The only way to quickly find any movie you wanted to see on Google was to not pay for it. Google made locating Torrent files a breeze. This seemed crazy to me. How were we ever going to get people to pay for movies online if we couldn’t do something as basic as show where they were?
As with widescreen TV, it was something I wanted, so I thought there would be others who would want it to. But this time I didn’t need millions of dollars and a factory to create a product. The internet had changed that. But still…you needed some money. And I didn’t have it.
I called up my friend Bob Harris in San Francisco. Bob and I had been good friends in Madison, Wisconsin as teenagers, and we had re-established our friendship in recent years. I knew that he was very successful working with computer databases, but I hardly thought he would want to get involved in something as speculative as my idea, and certainly not without getting paid for it. But he saw the potential in the idea too, and despite his heavy workload, he signed on. By the time Labor Day weekend was over, he had created a functioning prototype of SpeedCine. I figured we could get it online by October, or maybe November at the latest. It took eleven months.
SpeedCine was created by two guys working in their home offices in their spare time from their day jobs. We never once laid eyes on each other during the entire year. While most movie sites are Hollywood productions, created with tens of millions of venture capital, ours was a no-budget independent, made with sweat equity and less than ten thousand dollars.
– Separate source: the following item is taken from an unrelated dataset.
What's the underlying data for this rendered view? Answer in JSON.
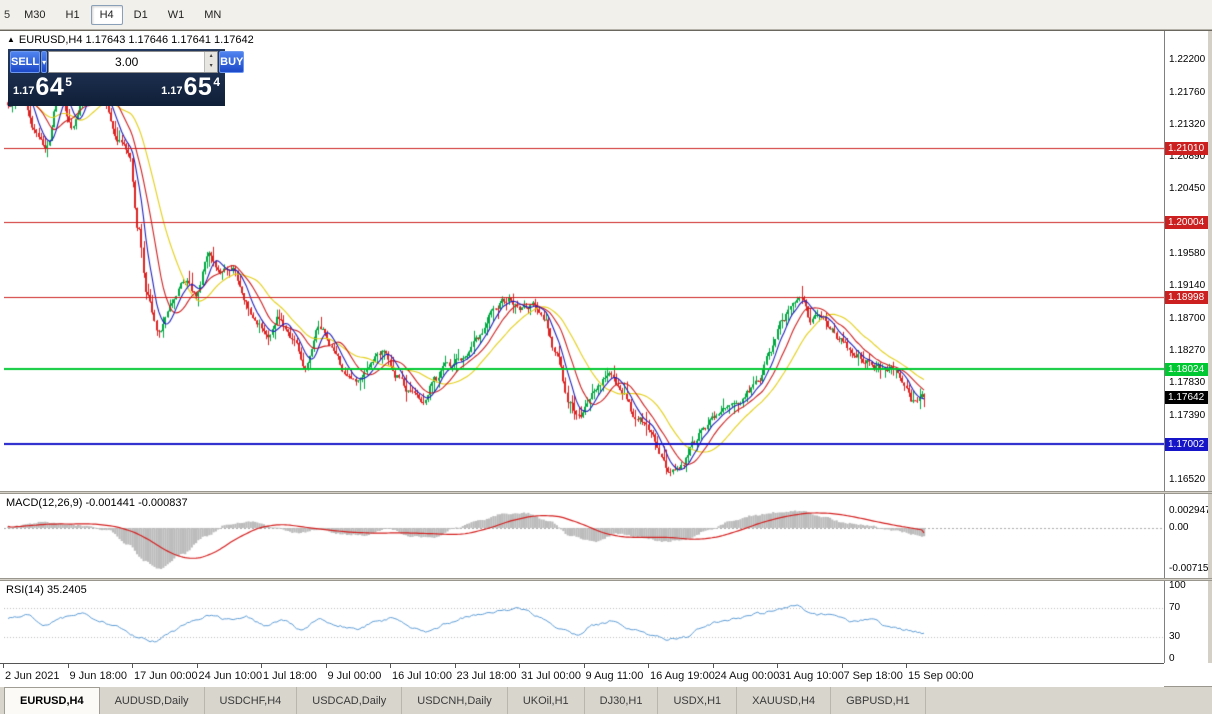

Bob devoted an entire year of his life to helping me realize my dream, while also doing extremely demanding work on his other projects. Obviously, without him, SpeedCine would never have happened, but he contributed so much more than programming. The site might seem ridiculously simple today, but it emerged from literally thousands of hours of discussion. It didn’t start out simple; it started out very, very complicated. Early on, SpeedCine had so many features and options that for all practical purposes it was worthless. It took a long, long time for us to realize that it got better every time we took something out of it. Generally it was Bob teaching me these lessons. I started out the movie and graphic design guy; he was the technologist and philosopher. Gradually, these roles blurred. I’m not going to say that it was always an easy collaboration, but I learned a lot, and I think he did too.
As we got nearer the launch, we hired a second programmer, Ben Amada, to assist Bob. A few weeks ago, Bob decided to leave SpeedCine to focus on his other business responsibilities. Only when he knew that I could carry on without him did he allow himself to bow out. It’s a big loss to me personally that he’s no longer with the site and it’s a bigger loss to SpeedCine.
This might seem like a very odd analogy, but lately I’ve been thinking about that story about late-career Dietrich, working on one of her post-von Sternberg movies. Leaving the set, she was once heard to say, “Joe…Where are you?” I feel like that a lot.